Sermon for Harvest Thanksgiving
“I am the bread of life”
Powerful and yet familiar words. They speak profoundly to the special meaning and purpose of Thanksgiving. Ultimately, thanksgiving is a spiritual activity. To push it even further, I would argue that there is no true thanksgiving which is not a thanksgiving to God.
We are rather good about the idea of thanksgiving for something or other. We get that because we like to be on the receiving end. The idea of thanksgiving makes some kind of sense if we have been given something, especially if it is something which appeals to our appetites and desires. Where we fall down on the thanksgiving front is on the radical idea of thanksgiving to God for all and everything that exists. For that requires reflection and awareness, an aspect of self-consciousness. The deeper and more explicitly spiritual aspects of the act of thanksgiving reveal to us what runs completely counter to our culture of entitlement. You may like to have turkey, squash, potatoes, pumpkins, even zucchini, and so forth – certainly I do – but no, none of us deserves any of it. Even if we have raised and slaughtered the turkey, grown and harvested the various fruits and vegetables of creation, all of those things and our labour included depends radically and completely upon God and upon the good order of his creation.

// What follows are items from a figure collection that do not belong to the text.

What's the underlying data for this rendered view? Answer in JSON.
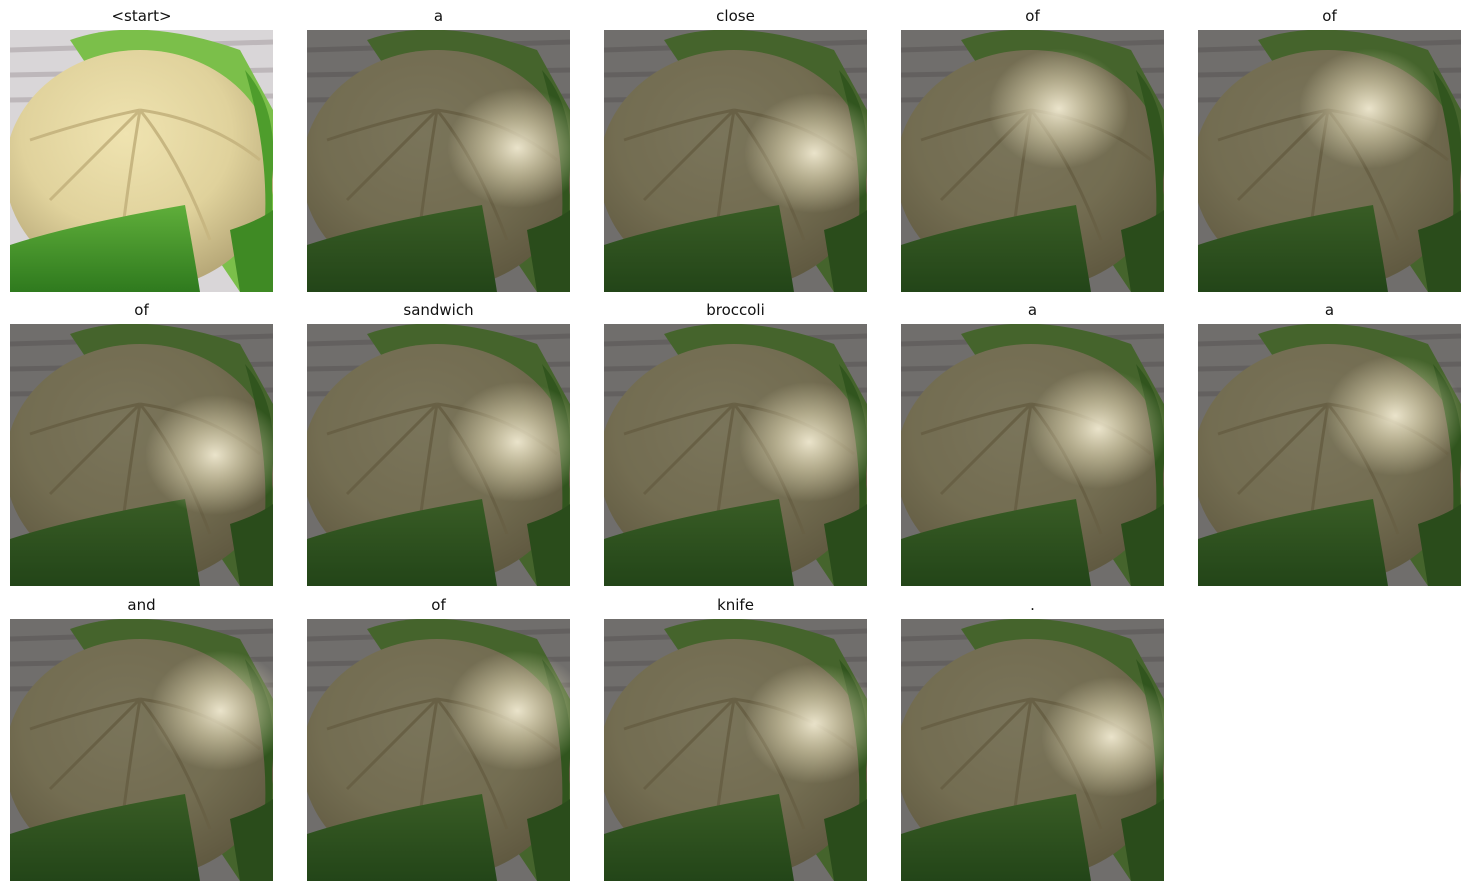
{
  "panels": [
    {
      "title": "<start>"
    },
    {
      "title": "a"
    },
    {
      "title": "close"
    },
    {
      "title": "of"
    },
    {
      "title": "of"
    },
    {
      "title": "of"
    },
    {
      "title": "sandwich"
    },
    {
      "title": "broccoli"
    },
    {
      "title": "a"
    },
    {
      "title": "a"
    },
    {
      "title": "and"
    },
    {
      "title": "of"
    },
    {
      "title": "knife"
    },
    {
      "title": "."
    }
  ]
}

We create nothing of ourselves. We are only secondary creators, acting in accord with the good order of God’s world and out of the idea of having been made in the image of God. God is the Creator. Thanksgiving reminds us of our human limitations and recalls us to God’s “bountiful goodness” as this Sunday’s Collect so wonderfully puts it. There can only be life and there can only be a bountiful harvest of edibles and delectables as well as a harvest of rational and spiritual pleasures and principles because of God’s great “bountiful goodness”.
That is the central spiritual insight of thanksgiving. It is less about thanksgiving for and more about thanksgiving to. Why? Because there can be no harvest whether of material or spiritual goods without God.